There has been some chatter recently on academic historians’ blogs about how Americans view history and historians as well as the academic historian’s role as public intellectual and educator. I’d love to share with you one of the online essays that started this all, but (how delightfully ironic) it is behind a paywall, limiting its exposure to dues-paying members of the American Historical Association. Several responses are more readily available: I direct you here and here (which follows here, so you can get some idea of the content of the original remarks).
Note: By academic historians I mean people who have advanced degrees and teach or seek to teach at post-secondary institutions of education or similar institutions.
I’m going to cut to the chase here: I’ve become very impatient with these sorts of discussions, which, in case you haven’t noticed, are academic historians talking to other academic historians about why academic historians don’t have a broader audience. The answer is simple: because their own academic colleagues don’t value that work. Many if not most academic historians tend to mock those historians who have an audience, even as they show a little envy and jealousy in doing so. Write a book for a broad audience, appear a few times on television (and maybe not just C-SPAN), make yourself available to the press, speak in public, and, yes, blog–these are activities that the majority of the academic profession simply doesn’t value, whether as a profession or within departments. Administrators value some of this activity, because they are aware of issues of public profile. For example: I’ve learned that on February 20, Parade magazine will say something about the new Civil War volume Stephen Sears, Aaron Sheehan-Dean, and I coedited for Library of America. You can’t buy that sort of attention. Yet I can just see mentioning it in my annual performance report (oh, I will, because I have a sense of humor), because I know what reaction will follow.
To me, what’s even more amusing about this debate is that I’m well aware of the folks who write about the Civil War who divide people into amateurs and professionals or who ridicule professional/academic historians, complain about the existence of an exclusive club of degree-bearing types, and so on, as well as those who decry the implication of “everyone their own historian” at a time when it’s easier than ever to publish and get yourself out there. Note to these folks: many of my fellow academics decry what I do as pandering and less worthwhile precisely because I have an audience, while some of the bigger names I know are familiar to you as talking heads (with names you would easily recognize) advise me to toss the academy aside altogether and write, write, write.

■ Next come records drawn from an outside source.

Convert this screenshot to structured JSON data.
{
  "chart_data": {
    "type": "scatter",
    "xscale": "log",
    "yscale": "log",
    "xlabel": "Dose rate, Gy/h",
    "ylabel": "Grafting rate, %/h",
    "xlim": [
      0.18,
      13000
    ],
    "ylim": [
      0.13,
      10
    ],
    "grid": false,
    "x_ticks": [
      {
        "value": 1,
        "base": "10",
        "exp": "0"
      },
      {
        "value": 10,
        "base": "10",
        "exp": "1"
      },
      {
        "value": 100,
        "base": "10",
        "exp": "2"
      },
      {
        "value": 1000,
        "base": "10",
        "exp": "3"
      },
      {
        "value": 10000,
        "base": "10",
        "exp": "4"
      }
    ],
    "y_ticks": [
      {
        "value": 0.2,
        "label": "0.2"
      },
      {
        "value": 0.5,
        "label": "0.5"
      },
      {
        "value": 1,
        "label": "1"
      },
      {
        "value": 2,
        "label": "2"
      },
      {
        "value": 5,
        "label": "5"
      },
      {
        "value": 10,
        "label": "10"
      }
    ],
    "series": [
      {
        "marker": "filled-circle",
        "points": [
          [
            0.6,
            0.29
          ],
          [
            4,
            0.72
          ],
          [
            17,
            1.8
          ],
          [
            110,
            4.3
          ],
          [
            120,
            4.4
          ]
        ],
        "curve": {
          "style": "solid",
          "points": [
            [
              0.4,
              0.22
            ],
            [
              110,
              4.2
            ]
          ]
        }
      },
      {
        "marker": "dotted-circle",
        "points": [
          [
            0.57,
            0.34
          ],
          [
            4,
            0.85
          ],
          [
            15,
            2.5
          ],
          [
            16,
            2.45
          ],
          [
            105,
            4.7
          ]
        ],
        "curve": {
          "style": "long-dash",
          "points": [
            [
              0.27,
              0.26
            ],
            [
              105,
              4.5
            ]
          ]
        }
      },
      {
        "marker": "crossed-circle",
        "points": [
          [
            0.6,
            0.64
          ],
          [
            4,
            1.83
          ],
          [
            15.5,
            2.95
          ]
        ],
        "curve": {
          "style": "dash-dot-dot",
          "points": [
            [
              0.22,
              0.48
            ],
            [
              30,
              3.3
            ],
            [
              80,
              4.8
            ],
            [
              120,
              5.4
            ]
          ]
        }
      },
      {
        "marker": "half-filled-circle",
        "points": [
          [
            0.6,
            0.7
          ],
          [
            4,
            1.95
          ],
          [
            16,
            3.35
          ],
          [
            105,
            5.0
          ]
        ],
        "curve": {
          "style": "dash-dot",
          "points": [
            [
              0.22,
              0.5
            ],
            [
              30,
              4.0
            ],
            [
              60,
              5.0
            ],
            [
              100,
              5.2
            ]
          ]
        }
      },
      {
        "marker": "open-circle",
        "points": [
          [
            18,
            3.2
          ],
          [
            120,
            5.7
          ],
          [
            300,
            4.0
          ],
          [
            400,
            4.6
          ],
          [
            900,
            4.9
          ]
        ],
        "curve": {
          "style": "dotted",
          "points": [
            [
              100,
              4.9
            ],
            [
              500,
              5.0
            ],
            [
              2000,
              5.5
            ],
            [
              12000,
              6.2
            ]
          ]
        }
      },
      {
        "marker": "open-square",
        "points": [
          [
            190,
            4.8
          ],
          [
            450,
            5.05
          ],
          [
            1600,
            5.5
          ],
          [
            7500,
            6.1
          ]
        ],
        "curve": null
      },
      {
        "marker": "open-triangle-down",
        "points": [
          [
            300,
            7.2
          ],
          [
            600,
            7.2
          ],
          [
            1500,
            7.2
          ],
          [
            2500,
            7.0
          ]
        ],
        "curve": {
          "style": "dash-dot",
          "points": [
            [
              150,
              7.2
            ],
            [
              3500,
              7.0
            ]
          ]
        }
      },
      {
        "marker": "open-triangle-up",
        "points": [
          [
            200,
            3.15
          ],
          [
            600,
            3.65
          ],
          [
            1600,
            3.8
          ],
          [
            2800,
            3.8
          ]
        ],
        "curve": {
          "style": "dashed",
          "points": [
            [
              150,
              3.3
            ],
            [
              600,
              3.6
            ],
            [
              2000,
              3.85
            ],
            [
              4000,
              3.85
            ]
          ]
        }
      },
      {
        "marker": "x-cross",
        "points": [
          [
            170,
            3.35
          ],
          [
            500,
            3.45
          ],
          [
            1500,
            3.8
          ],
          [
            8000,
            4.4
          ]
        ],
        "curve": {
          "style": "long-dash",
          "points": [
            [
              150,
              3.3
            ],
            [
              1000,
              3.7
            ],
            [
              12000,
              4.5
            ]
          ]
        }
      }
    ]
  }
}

Academic historians have no one but themselves to blame if they don’t have an audience. They do not value or reward efforts to reach that audience (you can see some of that argument here). My own view is that when it comes to evaluating a work of history, it’s the quality of the work that counts, not that status of the author. I’ve said that before, and I’ve said it for years. I’ve even thrown it in the faces of my colleagues. Case in point: I have a colleague who teaches non-American intellectual history. That colleague once told me that the reason I published so much was because I had so many outlets and a far greater audience for my work. True, I said. People actually wanted to read what I wrote. Did that fact in itself say anything about the quality of what I wrote? Did he have any complaints about that (especially as I moved to early tenure)? After all, I added, I could write a book that would not sell if I wanted to, as if lack of sales and audience was somehow a testament of the quality of my work. Would that satisfy him?
He failed to respond.
At that time I was considering revising my master’s thesis on Henry Adams for publication. I decided to do so, largely because I thought it would make a good book and a contribution to scholarship. However, I also knew that it would not enjoy significant sales. However, I would offer the book as my primary publication when I went up for full professor: given the department’s rules, that was the publication expectation (I held back The Reconstruction Presidents until the following year). So I used a revised (and published) version of my master’s thesis to gain promotion. That would be bad enough … but, in fact, C-SPAN then used me not once but twice to talk about Henry Adams, once while sitting in the stone library at the Adams house in Quincy. In short, even when I looked to write on something less well known, I found an audience, attracted attention, and appeared twice on television. I apologize … NOT.
The point remains: if academic historians don’t have a public audience, they have only themselves to blame. Besides, there are enough academic historians who do reach out in various ways. Have they been overlooked? I’m thinking not just of authors and bloggers, but of The History Guys radio show, for example, or of people who’ve found other ways to interact (hello, Keith Harris!). If academic historians want a broader public, I suggest that instead of complaining and discussing and pondering that they simply go out and interact with it and to call on the profession to value that interaction. Just do it.